Desatento a estes, o país caminha a largos passos para um Estado policial, no qual garantias individuais vêm sendo gradativamente suprimidas ou flexibilizadas. A banalização da escuta telefônica demonstra a constante vulnerabilidade da privacidade, típica de um Estado de total controle. A vulgarização da prisão temporária, que de extrema exceção está se tornando regra, resume o paradigma de Guantánamo e nos aproxima de uma situação kafkiana em que teremos entre nós mais presos sem processos do que processados sem prisão. O espetáculo dos cumprimentos de mandados de prisão celebra o retorno às decapitações em praça pública, em que o processo penal se transforma apenas em um símbolo de poder e intimidação.

Muito desse novo patamar de repressão judicialmente autorizada se baseia em aparentes bons propósitos, como o de estabelecer, por vias transversas, uma isonomia do castigo: se antes só pretos, pobres e prostitutas freqüentavam as varas criminais e os cárceres, agora também banqueiros, empresários e políticos podem ser mandados às celas. A desproporção entre a revolta por uma prisão ou outra só comprova mesmo a desigualdade que nos cerca há séculos. Mas não nos enganemos. Os pobres nada ganharão com este aparente, e só aparente, equilíbrio punitivo. O aumento gradativo dos níveis de punição e o esgarçamento das garantias mais tradicionais seguramente irão recair, como sempre aconteceu, com mais intensidade entre os mais vulneráveis, menos expostos às câmeras e às manchetes.

Com fundo messiânico, essa imaginária luta do bem contra o mal tangencia um novo macarthismo, que já vem ganhando corpo com o hábito difundido de divulgação de listas negras para todos os gostos, desafetos, investigados, suspeitos, processados, etc..

Nesse percurso, entre prisões antecipadas e escutas de conversas privadas que todos ouvimos nos noticiários da hora do jantar, vários princípios vão ficando pelo caminho. Direito de defesa e presunção de inocência já não parecem palavras dignas de serem ditas por gente de bem.

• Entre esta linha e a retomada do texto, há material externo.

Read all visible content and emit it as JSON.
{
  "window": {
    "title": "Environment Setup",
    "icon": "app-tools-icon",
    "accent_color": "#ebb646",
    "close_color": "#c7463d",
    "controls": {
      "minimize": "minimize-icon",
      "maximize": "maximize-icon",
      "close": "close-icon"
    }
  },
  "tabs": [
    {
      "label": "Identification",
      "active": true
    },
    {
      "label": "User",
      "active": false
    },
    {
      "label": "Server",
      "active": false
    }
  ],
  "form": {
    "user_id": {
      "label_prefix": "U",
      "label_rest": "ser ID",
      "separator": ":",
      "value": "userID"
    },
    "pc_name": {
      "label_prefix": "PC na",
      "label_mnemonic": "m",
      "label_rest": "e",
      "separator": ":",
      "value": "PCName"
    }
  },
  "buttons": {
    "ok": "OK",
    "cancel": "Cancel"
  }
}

Em entrevista recente (Folha de S. Paulo, 15/7), o magistrado Fausto De Sanctis, vítima da ameaça que comprime a independência e credor da solidariedade de classe, justifica-se, afirmando ser papel do juiz decidir com “um olho na lei, outro na realidade”.

Não se duvida da legitimidade do que hoje se denomina ativismo judiciário, especialmente para obrigar os demais poderes ao cumprimento dos direitos fundamentais. Muitos juízes estão dando vida a princípios constitucionais, que não são meros enunciados vazios, e isto é uma notícia salutar.

Mas no âmbito do direito e do processo penal, o pilar da democracia, o divisor de águas entre arbítrio e realização da Justiça, a razão última da tutela judicial sobre os atos do Poder é justamente o princípio da legalidade.

Para poder cumprir a missão constitucional de todo o magistrado, que é o de ser o garantidor dos direitos fundamentais, no âmbito criminal, não se pode tirar nem um só olho da lei. Nem mesmo piscar para ela. A lei é o espaço de defesa do cidadão em face do arbítrio, o limite do poder constituído.

É para resguardar o princípio da legalidade e todos os demais direitos fundamentais que dele são decorrentes e que com ele se articulam que a missão dos juízes não pode ser tutelada pelos demais poderes. É para servir de anteparo às arbitrariedades que os juízes são independentes, não para reproduzi-las.